If the Texas Longhorns offense looks different throughout the first third of the season, that’s because it is.
It’s much better. Much more efficient.
That’s arguably most evident on third down, the money down, when you move the chains or move to the sidelines.
Across all of college football, only one team — Air Force — has enjoyed more success moving the chains on third down than Texas. Of the 58 third-down attempts throughout the first month of the season, the Horns converted 33, making for a success rate of 57 percent. That figure is made even more remarkable when considering where the Longhorns were at this point last year, converting a mere 37.7 percent of their 61 attempts through the first four games.
Much goes into this success — one of the most notable factors is that Texas is routinely setting itself up with third-and-manageable situations. The Horns have needed to move the ball no more than six yards to move the chains on 62 percent of its third-down attempts (36-of-58), converting on 22 of those attempts. In such favorable situations, the playbook remains fairly wide open, which has allowed the Longhorns to continue running the ball on third downs, and they’ve done so 15 times when the sticks are six or fewer yards away, converting 10 of those attempts.
On other occasions, such as the 3rd and 9 Texas was faced with in the final moments of a 36-30 win over Oklahoma State, it certainly helps to have a mobile quarterback in Sam Ehlinger, who relied upon his legs to convert with a win-sealing 29-yard scamper.
“Once I knew I had the first down and the game was over, it was an incredible feeling,” Ehlinger said.
A far more efficient option than Ehlinger’s legs — or any running back on the roster’s legs — has been allowing Ehlinger to set up shop in the pocket and sling the ball to one of his numerous weapons at receiver (or running back).
Thus far, Ehlinger is 25-of-33 passing (76%) on third downs, with 21 of those completions covering enough ground to keep the drive alive. The distance needed to move the chains has hardly mattered when Texas attacks through the air on third downs, with Ehlinger and the offense converting 9-of-10 attempts from 4-to-6 yards, 4-of-6 attempts from 7-to-9 yards, and 5-of-7 attempts from 10-plus yards — a collective success rate of 78 percent.

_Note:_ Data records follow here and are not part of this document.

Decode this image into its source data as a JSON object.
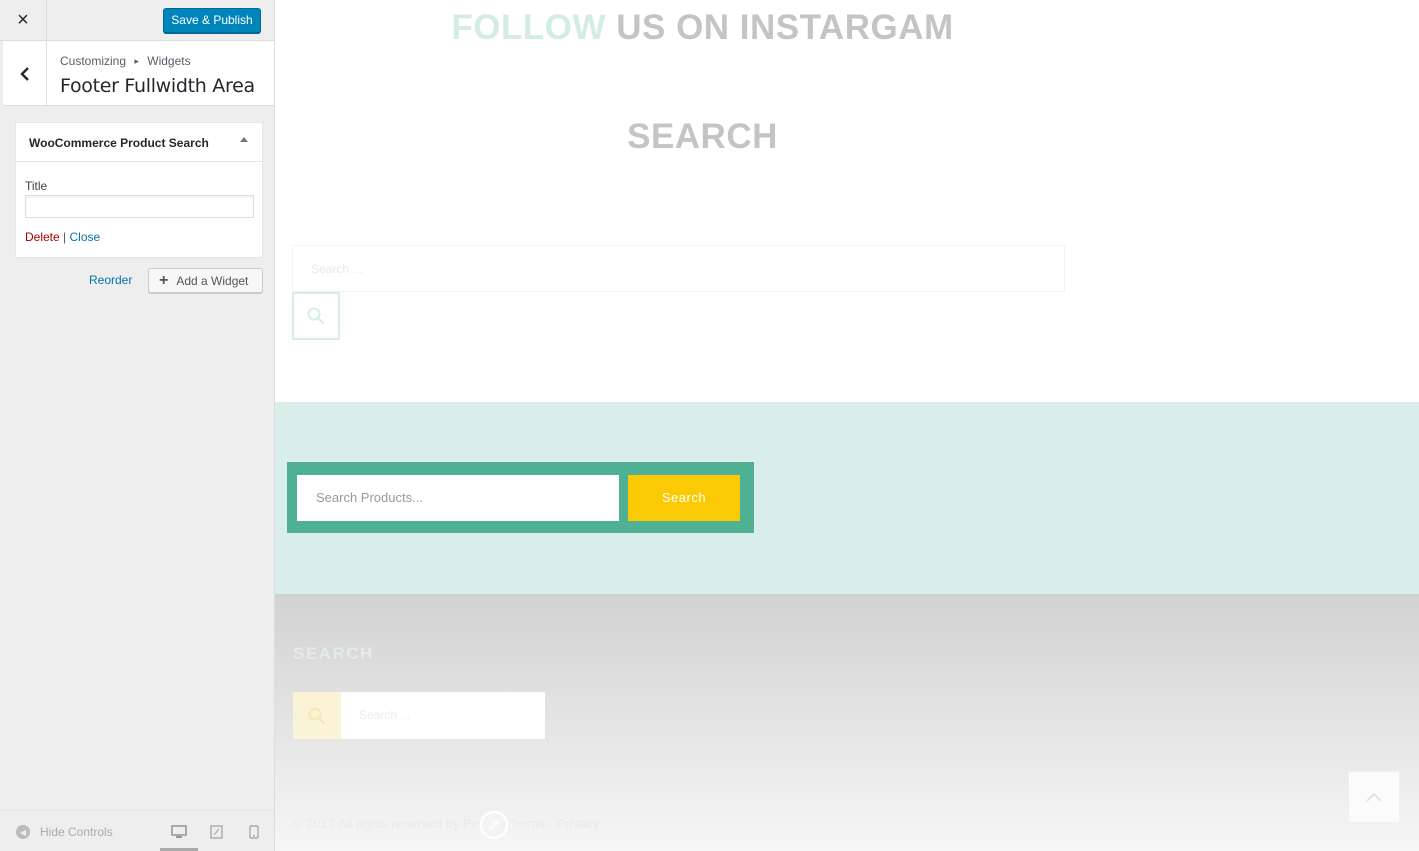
{
  "customizer": {
    "close_icon": "×",
    "publish_label": "Save & Publish",
    "breadcrumb": {
      "root": "Customizing",
      "separator": "▸",
      "current": "Widgets"
    },
    "section_title": "Footer Fullwidth Area",
    "widget": {
      "name": "WooCommerce Product Search",
      "title_label": "Title",
      "title_value": "",
      "delete_label": "Delete",
      "divider": "|",
      "close_label": "Close"
    },
    "reorder_label": "Reorder",
    "add_widget_label": "Add a Widget",
    "hide_controls_label": "Hide Controls",
    "devices": [
      "desktop-icon",
      "tablet-icon",
      "mobile-icon"
    ],
    "colors": {
      "primary": "#0085ba",
      "link": "#0073aa",
      "delete": "#aa0000"
    }
  },
  "preview": {
    "instagram_heading": {
      "accent": "FOLLOW",
      "rest": "US ON INSTARGAM"
    },
    "search_heading": "SEARCH",
    "faint_search_placeholder": "Search ...",
    "product_search": {
      "placeholder": "Search Products...",
      "button_label": "Search"
    },
    "footer": {
      "search_heading": "SEARCH",
      "search_placeholder": "Search ...",
      "copyright": "© 2017 All rights reserved by Pe",
      "links": "/ Terms · Privacy"
    },
    "colors": {
      "accent_green": "#4eb194",
      "mint_band": "#d9eee8",
      "button_yellow": "#fcca05",
      "heading_grey": "#c4c4c4"
    }
  }
}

Unsurprisingly, the third-down success leads to the Texas offense producing points at a much more impressive clip, with the Longhorns currently ranked No. 13 nationally and No. 2 in the Big 12 at 41.8 points per game.

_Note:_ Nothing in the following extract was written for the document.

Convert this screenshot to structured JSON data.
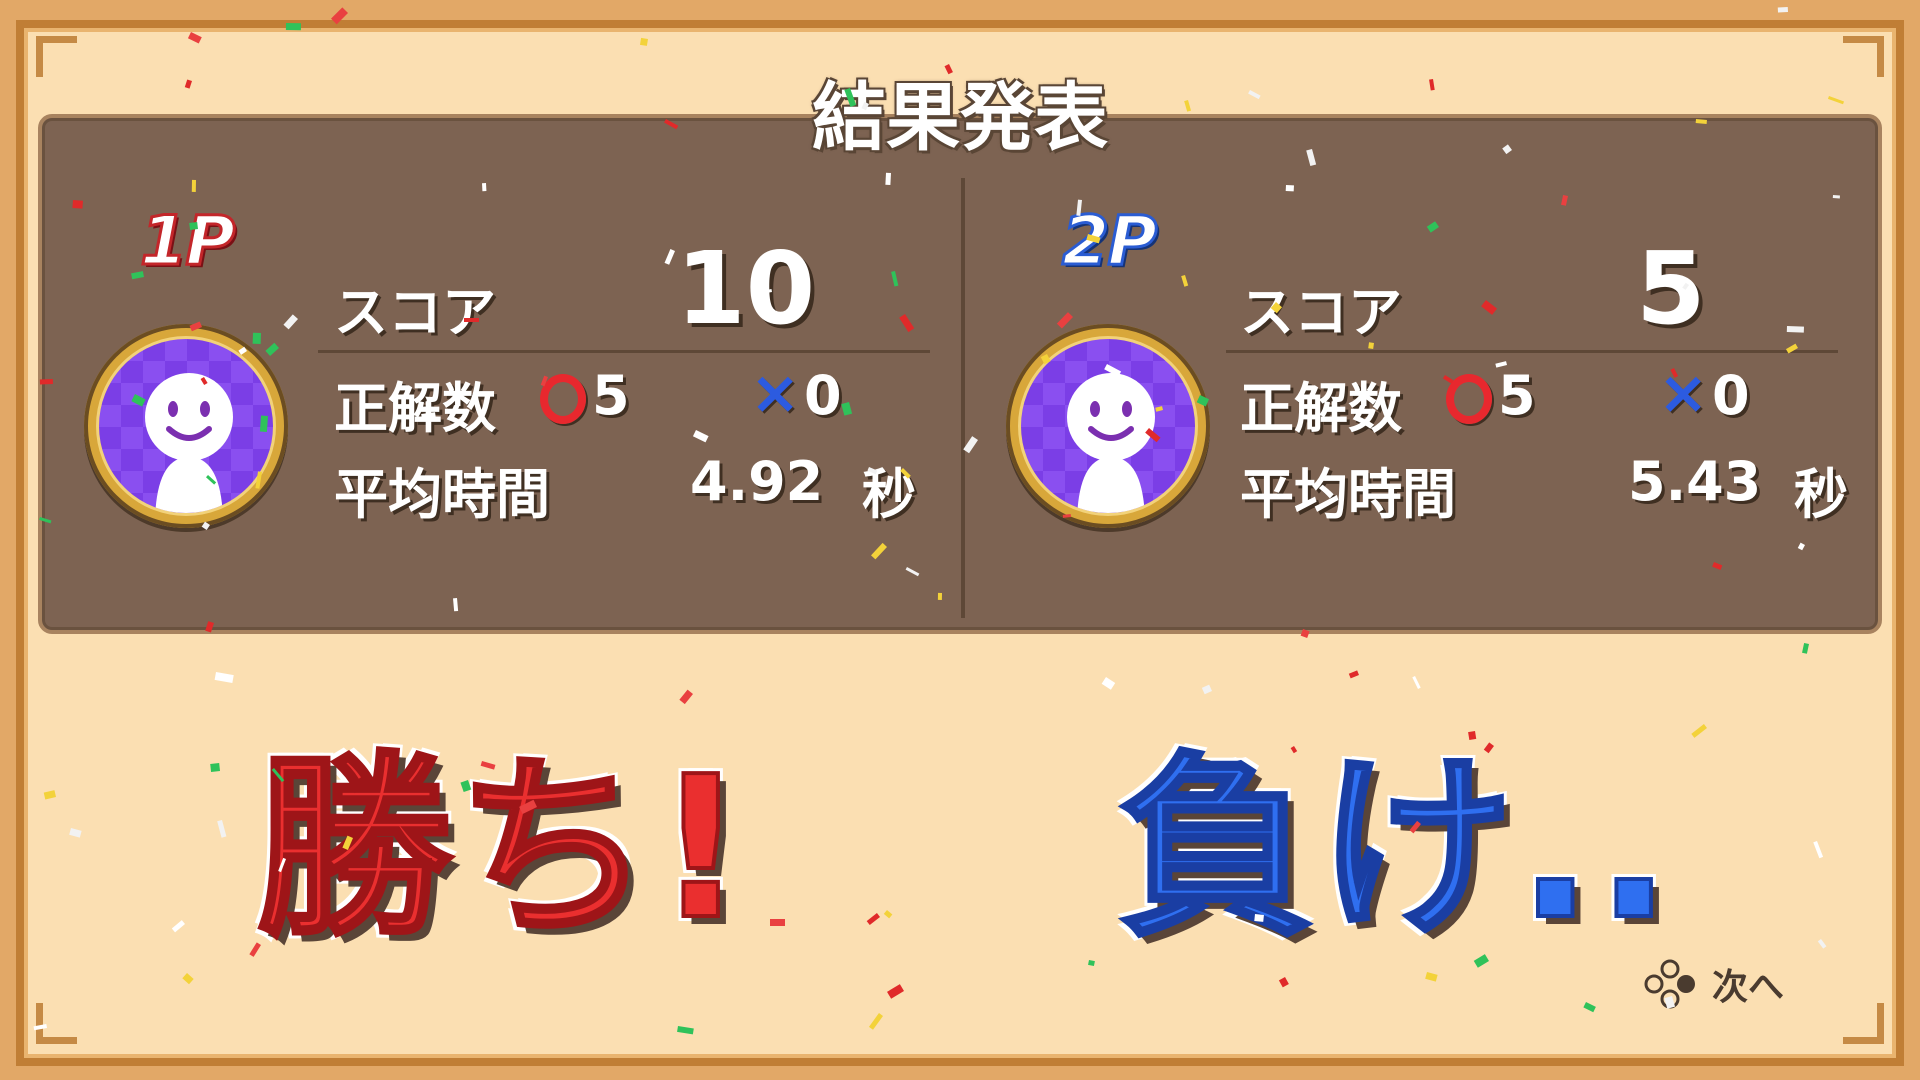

This third-down success helping produce points was most evident during one particular stretch beginning with the second half of the LSU game and carrying over throughout the first four drives of the Rice game. Throughout this nine-series stretch, the Texas offense scored on each drive, including eight touchdowns as the Longhorns converted 13-of-16 third-down attempts.
And yet, of those three failed attempts throughout that stretch, Texas put points on the board on the very next play twice, with Ehlinger connecting with Devin Duvernay for a 44-yard touchdown strike on 4th and 3 against LSU, while Keaontay Ingram turned a 4th and 3 the following week into a 26-yard touchdown run.
To further put into perspective just how impressive and efficient Texas has been on third downs thus far this season, consider that the Horns ultimately finished among the top 20 nationally last season in third-down conversion rate at 46 percent.
Texas is now more than an entire 10 percent better than that effort, and that’s been quite apparent on the scoreboard, with the Longhorns scoring at least 36 points each time out, including a 45-point performance against Louisiana Tech and a 48-point showing against Rice, with each of those two instances seeing Ehlinger and the bulk of the offensive starters sidelined for the fourth quarter.
Going forward, though, this efficiency will be tested.
After matching up with a West Virginia defense that’s tied for 67th nationally in third-down defense, Texas will be pitted against three of the nation’s top 14 third-down defenses in as many weeks in Oklahoma (No. 2), Kansas State (No. 3), and TCU (No. 14).
That said, while that isn’t exactly ideal news for the Longhorns, there’s certainly some confidence and encouragement to be found in the fact that Texas is converting third downs at a more efficient clip than literally every college football team not named Air Force.